Additive Manufacturing (AM) als Verfahren zum flexiblen und kurzfristigen Herstellen hochwertiger Komponenten für beispielsweise den Maschinenbau, die Medizintechnik, die Luft- und Raumfahrt hat sich in den letzten Jahren in zahlreichen Fertigungsunternehmen bereits etabliert. Als sogenannte Schlüsseltechnologie ist es unumgänglich, um künftig wettbewerbsfähig produzieren zu können. Sehr dynamisch werden weitere Verfahrensvarianten, Technologieparameter und vor allem Werkstoffe entwickelt.

Keynotes geben Überblick

Führende Fachkräfte unter anderem von Airbus Helicopter, Autodesk, German-Emirati-Institute, nFrontier, Porsche, Procter & Gamble, Sauber und Toolcraft werden die rasch voranschreitende Entwicklung generativer Fertigungsverfahren in den jeweiligen Anwendungen aufzeigen. Beispielsweise erläutert Daniel Büning anhand der Kernidee des Unternehmens nFrontier, wie aus dem Verbinden der acht aufstrebenden Technologien AM, Virtual Reality, Robotik, Künstliche Intelligenz, Augmented Reality, Generatives Design, Internet der Dinge sowie 5G schnell und wirtschaftlich Produkte entwickelt werden können.

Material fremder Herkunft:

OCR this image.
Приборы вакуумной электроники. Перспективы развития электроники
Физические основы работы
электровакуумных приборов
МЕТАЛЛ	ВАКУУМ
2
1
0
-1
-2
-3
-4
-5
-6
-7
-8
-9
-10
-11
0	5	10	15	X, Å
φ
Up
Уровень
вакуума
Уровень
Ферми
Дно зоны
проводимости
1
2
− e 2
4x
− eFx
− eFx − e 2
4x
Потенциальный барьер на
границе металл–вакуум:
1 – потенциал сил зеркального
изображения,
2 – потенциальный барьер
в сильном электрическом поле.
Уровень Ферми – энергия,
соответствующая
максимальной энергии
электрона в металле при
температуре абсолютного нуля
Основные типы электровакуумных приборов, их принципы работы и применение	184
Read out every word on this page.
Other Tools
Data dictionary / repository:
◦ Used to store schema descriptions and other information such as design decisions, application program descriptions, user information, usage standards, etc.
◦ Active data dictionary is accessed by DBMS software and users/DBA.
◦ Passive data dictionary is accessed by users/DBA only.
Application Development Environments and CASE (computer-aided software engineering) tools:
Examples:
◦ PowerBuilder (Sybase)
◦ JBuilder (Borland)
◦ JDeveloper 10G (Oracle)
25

Fachforum vermittelt Expertenwissen

Zum Forum «Neues aus AM» werden Experten aus der Industrie den Stand der Technik vorstellen. Im Detail beschreiben sie unter anderem Erfahrungen rund um die Verfügbarkeit und die Zertifizierung qualifizierter Werkstoffe für den metallischen 3D-Druck. Auch jüngst erstmals verwirklichte Verfahren wie der sinterbasierte 3D-Druck aus Titan stehen im Fokus der Referenten. Zudem stellen die Experten ein grosses Spektrum an Verfahrensvarianten vor. Konstrukteure erhalten damit weitreichende Freiheiten, unter Berücksichtigung der jeweiligen Verfahrensmerkmale, Bauteile beliebig zu gestalten. Einige Referate konzentrieren sich beispielsweise auf das Mobilitätsinterieur der Zukunft. Dabei präsentieren die Spezialisten Konzepte zum ansprechenden Gestalten von Innenräumen in Fahrzeugen, Schiffen und Flugzeugen mit generativ gefertigten Bauteilen. Zudem richten sich die Vorträge auf spezielle Verfahren, wie das Direct Energy Deposition. Dabei wird Pulver oder Draht mit einem Laser oder einem Elektronenstrahl aufgeschmolzen und aufgetragen. Dieses Verfahren ist prädestiniert, grosse Bauteile herzustellen und einzelne, verschlissene Geometrien nachzuarbeiten.